Example of GitHub CI/CD configuration file:

name: Autobase

on:
  push:
    branches:
      - main
  pull_request:
    branches:
      - main
  workflow_dispatch: # Allows to run manually

env:
  ANSIBLE_FORCE_COLOR: 'true'

jobs:
  test-connect:
    name: test-connect
    runs-on: ubuntu-latest
    container:
      image: autobase/automation:2.4.1
    steps:
      - name: Checkout Repository
        uses: actions/checkout@v4

      - name: Setup SSH Key and vault pass
        working-directory: /autobase/automation/playbooks
        run: |
          echo "${{ secrets.ANSIBLE_SSH_PRIVATE_KEY }}" | base64 -d > ./ansible_ssh_key
          chmod 600 ./ansible_ssh_key
          echo "${{ secrets.ANSIBLE_VAULT_PASS }}" > ./vault_pass
          chmod 600 ./vault_pass

      - name: Test Connectivity
        working-directory: /autobase/automation/playbooks
        run: |
          ansible all \
            --private-key ./ansible_ssh_key \
            --vault-password-file ./vault_pass \
            --inventory $GITHUB_WORKSPACE/inventory \
            --extra-vars "@$GITHUB_WORKSPACE/secrets.yml" \
            -m ping

  run-playbook:
    name: run-playbook
    needs: test-connect
    runs-on: ubuntu-latest
    container:
      image: autobase/automation:2.4.1
    steps:
      - name: Checkout Repository
        uses: actions/checkout@v4

      - name: Setup SSH Key and vault pass
        working-directory: /autobase/automation/playbooks
        run: |
          echo "${{ secrets.ANSIBLE_SSH_PRIVATE_KEY }}" | base64 -d > ./ansible_ssh_key
          chmod 600 ./ansible_ssh_key
          echo "${{ secrets.ANSIBLE_VAULT_PASS }}" > ./vault_pass
          chmod 600 ./vault_pass

      - name: Run Playbook
        working-directory: /autobase/automation/playbooks
        run: |
          ansible-playbook config_pgcluster.yml \
            --private-key ./ansible_ssh_key \
            --vault-password-file ./vault_pass \
            --inventory $GITHUB_WORKSPACE/inventory \
            --extra-vars "@$GITHUB_WORKSPACE/secrets.yml" \
            --extra-vars "mask_password=true"

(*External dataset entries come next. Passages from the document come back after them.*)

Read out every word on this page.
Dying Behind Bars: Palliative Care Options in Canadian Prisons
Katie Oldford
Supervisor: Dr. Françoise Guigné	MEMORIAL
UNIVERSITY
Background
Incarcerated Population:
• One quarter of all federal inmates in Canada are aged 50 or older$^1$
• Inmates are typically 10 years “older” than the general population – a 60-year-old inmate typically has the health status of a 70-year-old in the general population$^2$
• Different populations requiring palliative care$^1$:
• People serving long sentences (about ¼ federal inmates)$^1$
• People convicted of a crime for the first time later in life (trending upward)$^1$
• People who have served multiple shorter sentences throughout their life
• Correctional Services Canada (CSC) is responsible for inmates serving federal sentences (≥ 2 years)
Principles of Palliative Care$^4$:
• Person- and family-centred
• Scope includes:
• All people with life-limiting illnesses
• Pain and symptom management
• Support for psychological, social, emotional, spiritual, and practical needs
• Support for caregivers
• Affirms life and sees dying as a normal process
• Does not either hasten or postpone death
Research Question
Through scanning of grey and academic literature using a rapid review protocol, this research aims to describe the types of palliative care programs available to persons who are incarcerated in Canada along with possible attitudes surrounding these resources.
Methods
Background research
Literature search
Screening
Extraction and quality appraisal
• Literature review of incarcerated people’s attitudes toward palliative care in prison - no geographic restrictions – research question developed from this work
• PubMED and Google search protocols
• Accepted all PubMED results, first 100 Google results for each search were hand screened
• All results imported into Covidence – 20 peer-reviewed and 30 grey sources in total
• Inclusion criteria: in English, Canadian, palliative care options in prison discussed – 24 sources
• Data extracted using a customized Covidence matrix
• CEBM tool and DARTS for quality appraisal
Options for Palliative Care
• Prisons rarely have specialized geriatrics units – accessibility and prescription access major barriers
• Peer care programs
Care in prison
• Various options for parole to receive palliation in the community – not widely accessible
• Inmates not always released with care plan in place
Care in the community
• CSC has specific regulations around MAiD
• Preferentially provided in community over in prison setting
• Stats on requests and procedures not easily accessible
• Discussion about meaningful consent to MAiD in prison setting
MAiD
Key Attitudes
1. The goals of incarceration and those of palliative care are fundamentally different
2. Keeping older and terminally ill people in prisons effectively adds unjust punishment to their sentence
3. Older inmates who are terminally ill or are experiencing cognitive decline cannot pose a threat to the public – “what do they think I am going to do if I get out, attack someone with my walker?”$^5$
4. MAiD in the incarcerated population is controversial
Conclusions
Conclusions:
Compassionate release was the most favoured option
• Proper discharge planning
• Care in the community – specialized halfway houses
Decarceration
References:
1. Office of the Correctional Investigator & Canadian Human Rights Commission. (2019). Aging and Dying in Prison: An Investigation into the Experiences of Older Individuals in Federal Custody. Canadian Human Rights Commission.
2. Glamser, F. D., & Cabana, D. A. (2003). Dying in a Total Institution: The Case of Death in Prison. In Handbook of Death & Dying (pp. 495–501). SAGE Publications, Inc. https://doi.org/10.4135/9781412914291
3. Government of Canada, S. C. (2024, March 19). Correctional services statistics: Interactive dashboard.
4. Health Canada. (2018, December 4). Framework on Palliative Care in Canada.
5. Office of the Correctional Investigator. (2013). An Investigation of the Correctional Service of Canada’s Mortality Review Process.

This CI example assumes the following repository structure:

.github/workflows/autobase.yml
/group_vars/all.yml
/secrets.yml
/inventory
/README.md

info

• group_vars/all.yml: Configuration variables — refer to the default values. Override them as needed using group_vars, host_vars, or directly in the inventory file.
• secrets.yml: (optional) It contains secret data such as passwords encrypted using Ansible Vault.
• inventory: Contains a list of servers to manage. See the inventory example.

The CI pipeline:

1. test-connect: Tests connectivity to all hosts using ansible ping.
2. run-playbook: Runs the config_pgcluster.yml playbook, loading variables from the vars folder.

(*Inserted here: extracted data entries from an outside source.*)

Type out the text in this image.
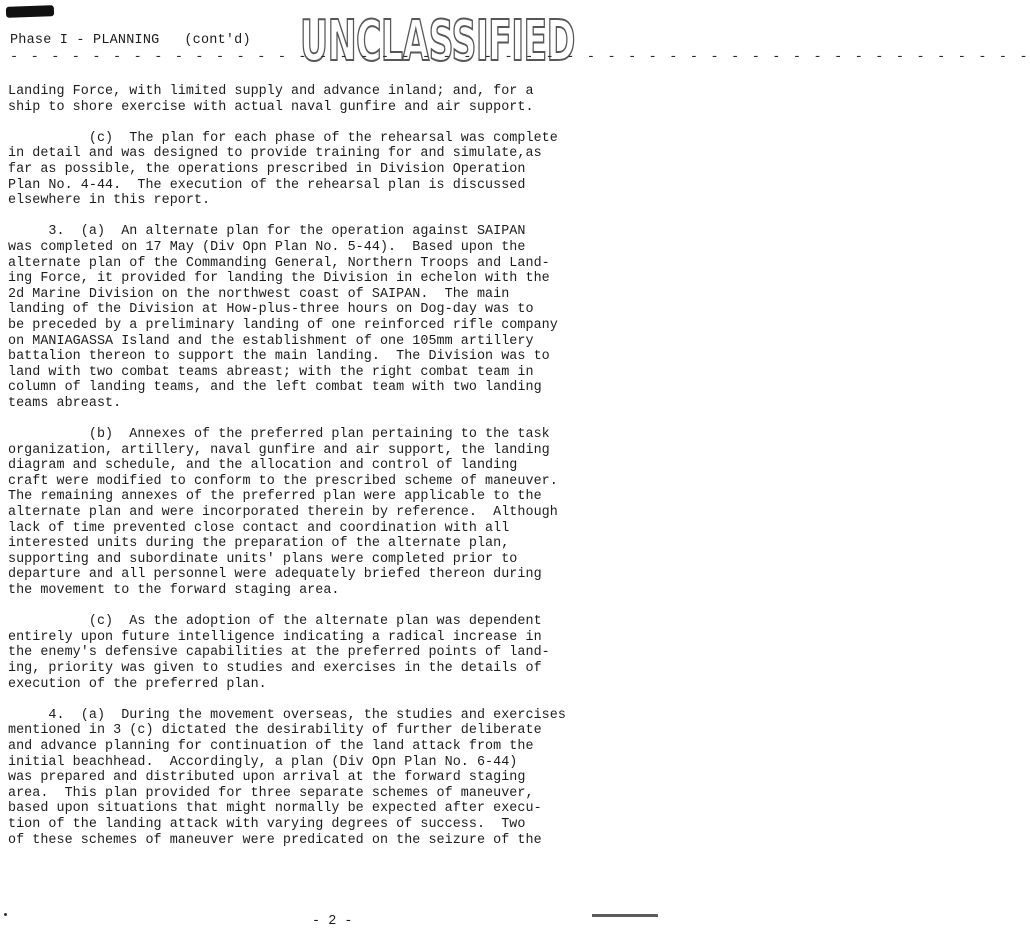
Phase I - PLANNING (cont'd) UNCLASSIFIED
- - - - - - - - - - - - - - - - - - - - - - - - - - - - - - - - - - - - - - - - - - - - - - - - - -
Landing Force, with limited supply and advance inland; and, for a
ship to shore exercise with actual naval gunfire and air support.
(c)  The plan for each phase of the rehearsal was complete
in detail and was designed to provide training for and simulate,as
far as possible, the operations prescribed in Division Operation
Plan No. 4-44.  The execution of the rehearsal plan is discussed
elsewhere in this report.
3.  (a)  An alternate plan for the operation against SAIPAN
was completed on 17 May (Div Opn Plan No. 5-44).  Based upon the
alternate plan of the Commanding General, Northern Troops and Land-
ing Force, it provided for landing the Division in echelon with the
2d Marine Division on the northwest coast of SAIPAN.  The main
landing of the Division at How-plus-three hours on Dog-day was to
be preceded by a preliminary landing of one reinforced rifle company
on MANIAGASSA Island and the establishment of one 105mm artillery
battalion thereon to support the main landing.  The Division was to
land with two combat teams abreast; with the right combat team in
column of landing teams, and the left combat team with two landing
teams abreast.
(b)  Annexes of the preferred plan pertaining to the task
organization, artillery, naval gunfire and air support, the landing
diagram and schedule, and the allocation and control of landing
craft were modified to conform to the prescribed scheme of maneuver.
The remaining annexes of the preferred plan were applicable to the
alternate plan and were incorporated therein by reference.  Although
lack of time prevented close contact and coordination with all
interested units during the preparation of the alternate plan,
supporting and subordinate units' plans were completed prior to
departure and all personnel were adequately briefed thereon during
the movement to the forward staging area.
(c)  As the adoption of the alternate plan was dependent
entirely upon future intelligence indicating a radical increase in
the enemy's defensive capabilities at the preferred points of land-
ing, priority was given to studies and exercises in the details of
execution of the preferred plan.
4.  (a)  During the movement overseas, the studies and exercises
mentioned in 3 (c) dictated the desirability of further deliberate
and advance planning for continuation of the land attack from the
initial beachhead.  Accordingly, a plan (Div Opn Plan No. 6-44)
was prepared and distributed upon arrival at the forward staging
area.  This plan provided for three separate schemes of maneuver,
based upon situations that might normally be expected after execu-
tion of the landing attack with varying degrees of success.  Two
of these schemes of maneuver were predicated on the seizure of the
- 2 -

To ensure the correct operation of the CI/CD pipeline, you need to add the following GitHub secrets to the epository settings:

1. ANSIBLE_SSH_PRIVATE_KEY

   • This is the private SSH key used for authentication on target servers.
     • The corresponding public key must be added to the target servers in ~/.ssh/authorized_keys.
     • The private key should be base64-encoded.

2. ANSIBLE_VAULT_PASS

   • This is the password used to decrypt secret variables encrypted with Ansible Vault.

These secrets will be automatically used in GitHub Actions to test server connectivity and execute Ansible playbook.